Another indicator of the victim mentality taking root in your children is that they like to get hurt. You know, the ones with the pitiful little face, but behind it is a secret grin of satisfied delight because they are working you. To them, it's worth the pain to get the attention. Yet another symptom is that when they really do get hurt, everything they say is worded in such a way as to blame. For instance, they trip and then immediately accuse, "She made me fall." You know how they do. It's like the whole world is out to get them and everything is "on purpose." And what about when you confront their little victim game and they turn it around onto you with statements like, "You don't understand," or "You don't love me; you don't care"? Oh mamas, firmly and consistently deal with this before it's too late. Say things like, "No one is out to get you." Don't let them complain about others. If every time they are with people they have a complaint of something "being done to them," stop it dead in its tracks. Do not even listen to that garbage or you will be crippling them for life by validating it. Whenever they are feeling "victim pain," don't feel sorry for them, just lead them on.

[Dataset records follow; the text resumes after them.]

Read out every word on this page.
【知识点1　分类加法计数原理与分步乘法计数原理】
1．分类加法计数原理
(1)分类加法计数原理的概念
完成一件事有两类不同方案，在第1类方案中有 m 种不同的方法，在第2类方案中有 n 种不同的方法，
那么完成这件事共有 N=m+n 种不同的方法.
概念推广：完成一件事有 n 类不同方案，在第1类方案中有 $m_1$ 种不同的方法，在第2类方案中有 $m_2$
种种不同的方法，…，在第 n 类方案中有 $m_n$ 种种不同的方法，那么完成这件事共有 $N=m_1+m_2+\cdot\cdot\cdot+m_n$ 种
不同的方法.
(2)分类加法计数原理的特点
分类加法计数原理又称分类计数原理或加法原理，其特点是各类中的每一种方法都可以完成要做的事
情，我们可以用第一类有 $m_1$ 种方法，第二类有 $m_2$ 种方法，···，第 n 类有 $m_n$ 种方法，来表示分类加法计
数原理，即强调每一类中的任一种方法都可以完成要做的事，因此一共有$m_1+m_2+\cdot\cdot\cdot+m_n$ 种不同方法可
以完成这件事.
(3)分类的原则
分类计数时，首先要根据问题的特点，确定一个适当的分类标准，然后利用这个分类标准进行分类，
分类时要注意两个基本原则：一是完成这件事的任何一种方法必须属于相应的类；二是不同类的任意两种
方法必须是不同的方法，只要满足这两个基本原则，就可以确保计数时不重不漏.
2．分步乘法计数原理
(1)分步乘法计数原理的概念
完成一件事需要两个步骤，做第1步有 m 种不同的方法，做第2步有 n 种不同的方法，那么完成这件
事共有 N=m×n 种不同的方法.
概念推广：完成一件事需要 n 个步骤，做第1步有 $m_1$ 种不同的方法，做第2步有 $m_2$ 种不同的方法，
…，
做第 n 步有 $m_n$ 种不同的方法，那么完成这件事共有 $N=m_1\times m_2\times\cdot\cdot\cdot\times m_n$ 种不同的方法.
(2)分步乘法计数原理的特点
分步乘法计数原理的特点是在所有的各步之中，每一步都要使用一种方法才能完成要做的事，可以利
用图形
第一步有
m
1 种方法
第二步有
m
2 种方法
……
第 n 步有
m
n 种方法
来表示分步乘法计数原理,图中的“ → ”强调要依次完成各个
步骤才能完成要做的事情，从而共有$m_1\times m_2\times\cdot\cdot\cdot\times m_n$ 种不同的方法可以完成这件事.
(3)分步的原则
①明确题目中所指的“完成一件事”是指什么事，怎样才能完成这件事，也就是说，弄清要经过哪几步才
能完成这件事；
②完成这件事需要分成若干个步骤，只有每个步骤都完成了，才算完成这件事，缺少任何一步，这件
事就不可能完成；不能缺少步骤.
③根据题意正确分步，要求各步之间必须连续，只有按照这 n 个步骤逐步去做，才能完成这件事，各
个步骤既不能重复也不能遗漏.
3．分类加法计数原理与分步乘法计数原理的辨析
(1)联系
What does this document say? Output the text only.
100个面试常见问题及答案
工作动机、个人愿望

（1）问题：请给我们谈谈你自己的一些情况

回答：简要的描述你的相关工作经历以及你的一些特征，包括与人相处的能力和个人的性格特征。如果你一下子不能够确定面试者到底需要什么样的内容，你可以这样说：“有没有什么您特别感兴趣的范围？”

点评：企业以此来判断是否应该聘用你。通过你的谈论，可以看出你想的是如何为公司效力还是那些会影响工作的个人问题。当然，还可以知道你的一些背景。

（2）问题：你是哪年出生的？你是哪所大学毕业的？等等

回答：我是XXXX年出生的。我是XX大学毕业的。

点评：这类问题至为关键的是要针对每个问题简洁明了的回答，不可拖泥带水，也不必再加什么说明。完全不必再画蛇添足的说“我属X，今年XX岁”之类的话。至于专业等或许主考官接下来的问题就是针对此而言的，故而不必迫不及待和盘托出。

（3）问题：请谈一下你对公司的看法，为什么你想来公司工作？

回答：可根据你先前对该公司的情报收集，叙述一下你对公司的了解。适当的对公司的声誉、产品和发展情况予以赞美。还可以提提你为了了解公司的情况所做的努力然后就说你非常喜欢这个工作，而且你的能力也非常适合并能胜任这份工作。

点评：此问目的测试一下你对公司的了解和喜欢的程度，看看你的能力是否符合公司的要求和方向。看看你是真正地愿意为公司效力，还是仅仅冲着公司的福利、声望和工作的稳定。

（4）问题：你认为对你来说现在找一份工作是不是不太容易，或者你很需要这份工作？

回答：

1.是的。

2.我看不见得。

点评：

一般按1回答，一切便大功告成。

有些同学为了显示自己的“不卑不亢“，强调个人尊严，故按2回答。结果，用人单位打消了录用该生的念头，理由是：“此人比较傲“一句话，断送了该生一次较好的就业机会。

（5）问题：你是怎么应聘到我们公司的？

What about comforting your children when they are scared? Again, it is important to be affectionate, speak softly, and gently communicate your love, but do not let them stay in fear for any amount of time. Lead them out of it even if you have to become stern and serious. Be confident, knowing that they can choose their way out of the fear. Teach them how. Isaiah 12:2 says, "Behold, God is my salvation, I will trust and not be afraid." When we are tempted with fear, the way out is to trust the Lord. Trusting is the action we need to choose to do when we find our heart fearing, and trusting will dispel the fear. If this is how we are called to walk with The Father, it is the same way our children need to walk with us. Call for your children to trust you regarding whatever it is they are afraid of.

When your children are afraid, do not leave them to themselves nor, on the other hand, allow yourself to be controlled by their fear. We sometimes wrongly put fearfulness in a category that says we should pity them or give them extra compassion. You can be understanding and loving but you need to see the fear as an unbelieving, untrusting heart. You have to tell them that they are fine and call for them to believe you and trust your word. If they will not believe you and trust, you need to see that they have their will set against yours and it is an obedience issue. Is this not how the Lord relates these very issues with us?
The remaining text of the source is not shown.